Nie szkodzi, rozumiem :). Ja niestety nie mam zbytnio planów na studia, choć myślałem coś o dziennikarstwie. No ale niczego nie jestem pewien, bo w sumie sam nie wiem, co chcę w życiu robić.

Odpowiedz
avatar Hagen666
-1 3

Edukacja powinna być dla tych którzy jej chcą,a czasami na nią zasługują.Tymczasem prócz wartościowych jednostek kształci się tracąc bezpowrotnie i bezproduktywnie całą masę bydła któremu edukacja jest wręcz zbędna.
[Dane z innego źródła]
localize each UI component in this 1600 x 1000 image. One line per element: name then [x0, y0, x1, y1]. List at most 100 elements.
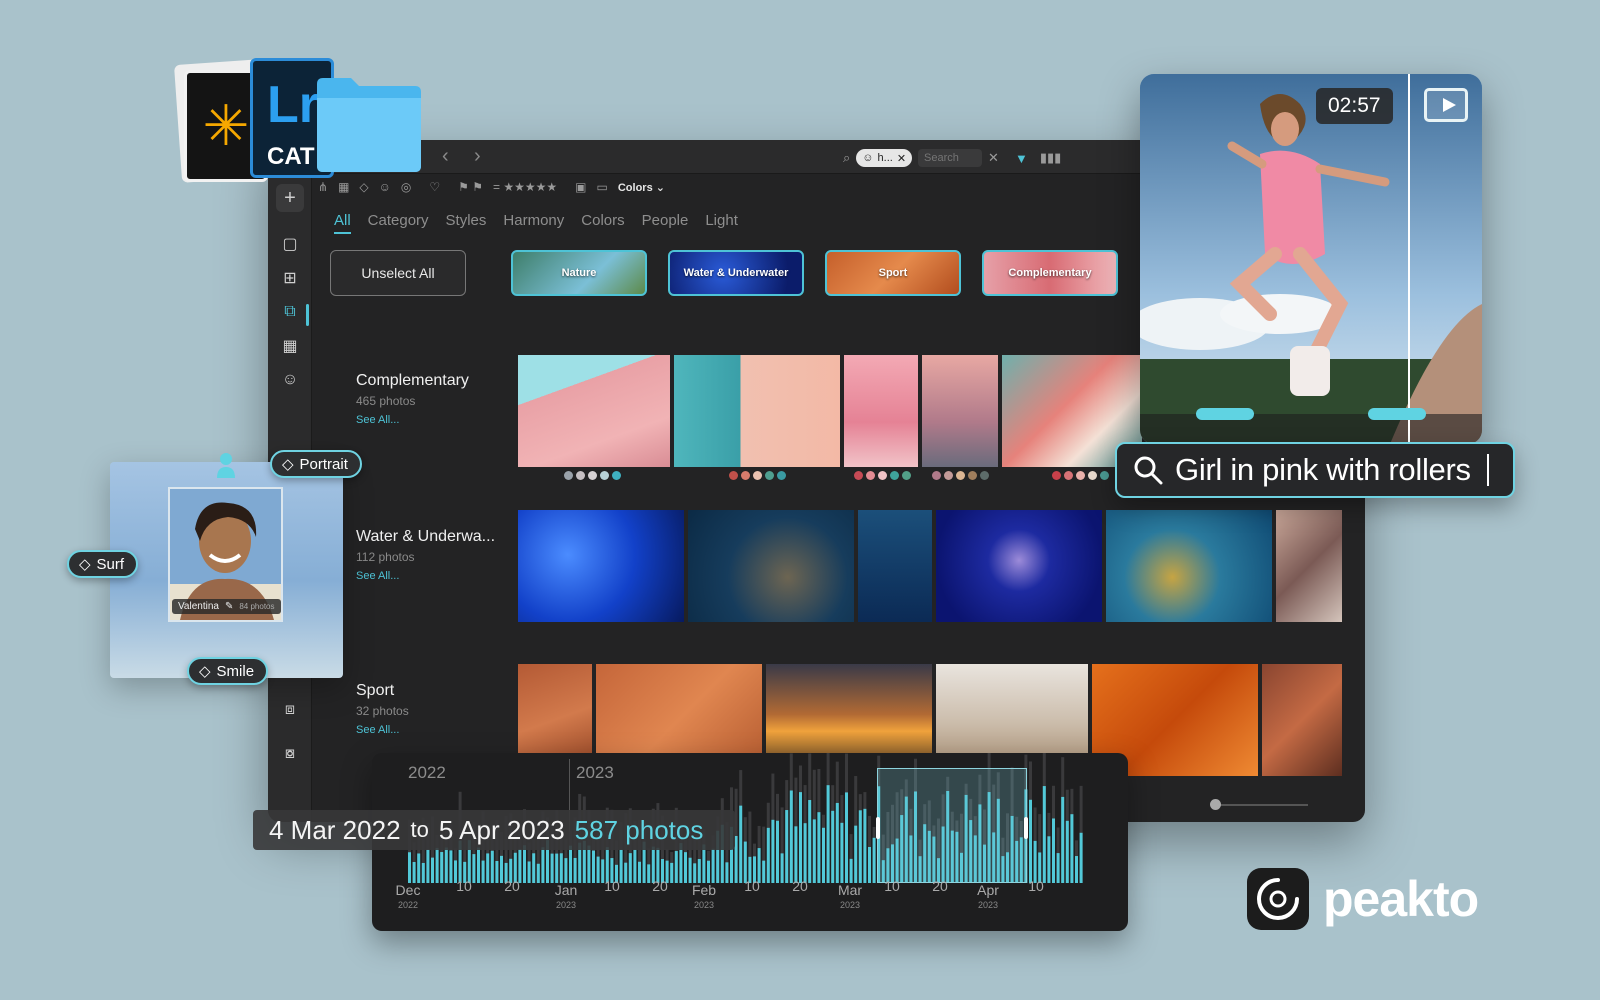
chip-close-icon[interactable]: ✕	[897, 152, 906, 165]
video-preview[interactable]: 02:57	[1140, 74, 1482, 444]
histogram-bar	[481, 860, 485, 883]
range-selection[interactable]	[876, 768, 1028, 883]
photo-thumbnail[interactable]	[844, 355, 918, 467]
chip-nature[interactable]: Nature	[511, 250, 647, 296]
tab-all[interactable]: All	[334, 212, 351, 234]
trim-handle-left[interactable]	[1196, 408, 1254, 420]
peakto-logo-icon	[1247, 868, 1309, 930]
tab-colors[interactable]: Colors	[581, 212, 624, 234]
histogram-bar	[523, 845, 526, 883]
see-all-link[interactable]: See All...	[356, 414, 469, 426]
person-name-tag[interactable]: Valentina ✎ 84 photos	[172, 599, 281, 614]
range-to: to	[410, 817, 429, 842]
color-swatches	[932, 471, 989, 480]
photo-thumbnail[interactable]	[936, 510, 1102, 622]
tag-surf[interactable]: ◇ Surf	[67, 550, 139, 578]
tag-smile[interactable]: ◇ Smile	[187, 657, 269, 685]
axis-label: 10	[456, 878, 472, 894]
axis-label: Jan 2023	[554, 882, 578, 910]
histogram-bar	[596, 856, 600, 883]
colors-dropdown[interactable]: Colors ⌄	[618, 181, 665, 194]
edit-icon[interactable]: ✎	[225, 601, 233, 612]
histogram-bar	[472, 854, 476, 883]
filter-icon[interactable]: ▼	[1015, 151, 1028, 166]
photo-thumbnail[interactable]	[518, 355, 670, 467]
histogram-bar	[449, 850, 453, 883]
photo-thumbnail[interactable]	[1276, 510, 1342, 622]
range-handle-right[interactable]	[1024, 817, 1028, 839]
unselect-all-button[interactable]: Unselect All	[330, 250, 466, 296]
photo-thumbnail[interactable]	[1106, 510, 1272, 622]
chip-sport[interactable]: Sport	[825, 250, 961, 296]
axis-label: Dec 2022	[395, 882, 421, 910]
grid-view-icon[interactable]: ⊞	[276, 264, 304, 292]
photo-thumbnail[interactable]	[674, 355, 840, 467]
import-icon[interactable]: ⧈	[276, 696, 304, 724]
search-chip[interactable]: ☺ h... ✕	[856, 149, 913, 167]
row-sport: Sport 32 photos See All...	[356, 682, 409, 736]
chip-complementary[interactable]: Complementary	[982, 250, 1118, 296]
axis-label: 10	[604, 878, 620, 894]
person-name: Valentina	[178, 601, 219, 612]
search-icon	[1134, 456, 1163, 485]
trim-handle-right[interactable]	[1368, 408, 1426, 420]
semantic-search-box[interactable]: Girl in pink with rollers	[1115, 442, 1515, 498]
tab-category[interactable]: Category	[368, 212, 429, 234]
histogram-bar	[858, 810, 862, 883]
tab-people[interactable]: People	[642, 212, 689, 234]
photo-thumbnail[interactable]	[518, 510, 684, 622]
map-icon[interactable]: ▦	[276, 332, 304, 360]
photo-thumbnail[interactable]	[1262, 664, 1342, 776]
histogram-bar	[707, 860, 710, 883]
play-button[interactable]	[1424, 88, 1468, 122]
smart-album-icon[interactable]: ⧉	[276, 298, 304, 326]
tab-harmony[interactable]: Harmony	[503, 212, 564, 234]
histogram-bar	[1070, 814, 1074, 883]
histogram-bar	[674, 851, 678, 883]
axis-label: Mar 2023	[837, 882, 863, 910]
histogram-bar	[1056, 853, 1060, 883]
search-area: ⌕ ☺ h... ✕ ✕ ▼ ▮▮▮	[843, 148, 1061, 168]
photo-thumbnail[interactable]	[858, 510, 932, 622]
tab-styles[interactable]: Styles	[446, 212, 487, 234]
row-title: Complementary	[356, 372, 469, 389]
chip-water-underwater[interactable]: Water & Underwater	[668, 250, 804, 296]
back-arrow-icon[interactable]: ‹	[442, 146, 449, 166]
sidebar-active-indicator	[306, 304, 309, 326]
histogram-bar	[633, 849, 637, 883]
person-photo-count: 84 photos	[239, 602, 275, 611]
video-icon[interactable]: ▣	[575, 180, 586, 194]
photo-thumbnail[interactable]	[922, 355, 998, 467]
histogram-bar	[490, 850, 494, 883]
export-icon[interactable]: ⧇	[276, 740, 304, 768]
stats-icon[interactable]: ▮▮▮	[1040, 150, 1061, 166]
range-handle-left[interactable]	[876, 817, 880, 839]
forward-arrow-icon[interactable]: ›	[474, 146, 481, 166]
search-input[interactable]	[918, 149, 983, 167]
zoom-slider-knob[interactable]	[1210, 799, 1221, 810]
histogram-bar	[408, 852, 411, 883]
zoom-slider-track[interactable]	[1218, 804, 1308, 806]
histogram-bar	[863, 808, 867, 883]
video-playhead[interactable]	[1408, 74, 1410, 444]
see-all-link[interactable]: See All...	[356, 724, 409, 736]
tag-portrait[interactable]: ◇ Portrait	[270, 450, 362, 478]
tab-light[interactable]: Light	[705, 212, 738, 234]
axis-label: 20	[504, 878, 520, 894]
row-count: 32 photos	[356, 704, 409, 718]
people-icon[interactable]: ☺	[276, 366, 304, 394]
histogram-bar	[826, 785, 830, 883]
photo-thumbnail[interactable]	[688, 510, 854, 622]
image-icon[interactable]: ▭	[597, 180, 608, 194]
clear-icon[interactable]: ✕	[988, 150, 999, 166]
heart-icon[interactable]: ♡	[429, 180, 440, 194]
histogram-bar	[817, 812, 821, 883]
rating-filter[interactable]: = ★★★★★	[493, 180, 557, 194]
see-all-link[interactable]: See All...	[356, 570, 495, 582]
flag-icon[interactable]: ⚑ ⚑	[458, 180, 483, 194]
single-view-icon[interactable]: ▢	[276, 230, 304, 258]
axis-label: Feb 2023	[691, 882, 717, 910]
brand: peakto	[1247, 868, 1479, 930]
color-swatches	[564, 471, 621, 480]
person-card[interactable]: Valentina ✎ 84 photos	[110, 462, 343, 678]
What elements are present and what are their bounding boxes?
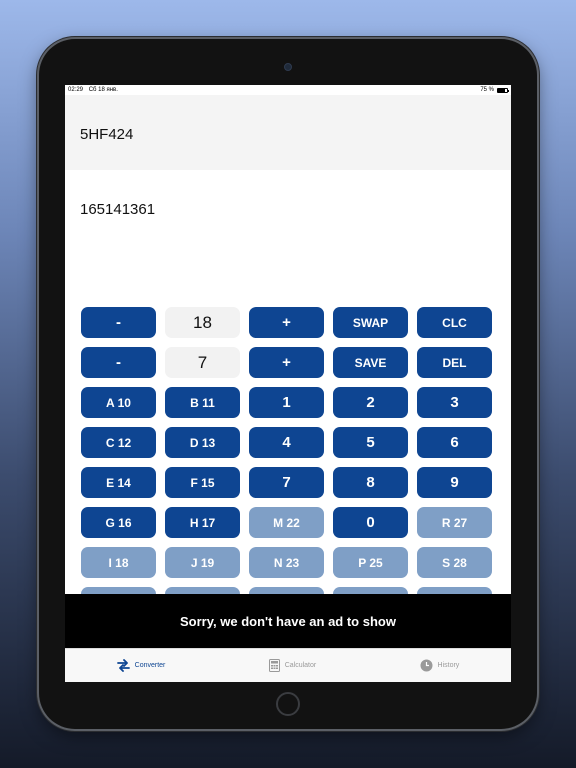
status-right: 75 % (480, 87, 509, 93)
letter-j-19-key[interactable]: J 19 (165, 547, 240, 578)
app-screen: 02:29 Сб 18 янв. 75 % 5HF424 165141361 -… (65, 85, 511, 682)
front-camera (284, 63, 292, 71)
home-button[interactable] (276, 692, 300, 716)
tab-converter[interactable]: Converter (116, 659, 166, 672)
tab-converter-label: Converter (134, 662, 166, 669)
digit-9-key[interactable]: 9 (417, 467, 492, 498)
digit-8-key[interactable]: 8 (333, 467, 408, 498)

Osdobiście optowałbym za takim rozwiązaniem by już od Gimnazjum zastosować taki oto model: Koniec podstawówki,2 lata ciężkiej pracy(dostosowanej do wieku i możliwości,lecz nie "ulgowej"- praca ta wliczałaby się do emerytury)Ci co mają pójść dalej pójdą i będą się uczyć nie tracąc czasu sił i przeznaczanych na to środków.A dalej ten sam schemat wraz ze wzrostem bądź nico lżejszą(do wyboru)specyfiką pracy.Ci co zechą pracować będą pracować,ci ci zechcą pójść dalej,pójdą na studia.Tym sposobem zmniejszyłaby się nam liczba "Szpagatowych Inteligientów" i niepotrzebnych wydatków(o nerwach nauczycieli nie wspomnę)na ich edukację.

Odpowiedz
avatar aurorka
5 5

Kiedyś miałam przyjemność uczyć jednego "dresa" który ambitnie zaczął studiować zarządzanie:). Raz po korkach nie zapłacił i zniknął na trzy miesiące. Potem dzwoni,że muszę go nauczyć bo jutro ma kolokwium. Mówię, że ok ale z góry płaci za dziś i za poprzedni raz. Powiedział mi, że tyle nie ma, że przywiezie jutro:) No to kazałam mu zostawić prawo jazdy i dowód rejestracyjny z auta:P Zgłosił się po nie po 2tygodniach:)

Odpowiedz
avatar Jack_Strong
3 3

"Matury w owym roku wypadły zaraz po weekendzie majowym." Przecież zawsze są zaraz po weekendzie majowym. Jeżeli 4 maja nie jest sobotą lub niedzielą w danym roku to tego dnia jest egzamin z polskiego - pierwszy dzień matur ;)

Odpowiedz
avatar oneide
1 3

Udzielam również korepetycji i nie wiem czy miałabym tak miękkie serce jak ty... Gdyby ktoś nawet nie poinformował mnie ze chce odwołać zajęcia, zapewne już więcej byśmy się nie spotkali na zajęciach... Moja znajoma znalazła dobrą metodę na osoby którym zdarzało się nie przychodzić albo "zapomnieć pieniędzy"- opłatę przyjmowała z góry :).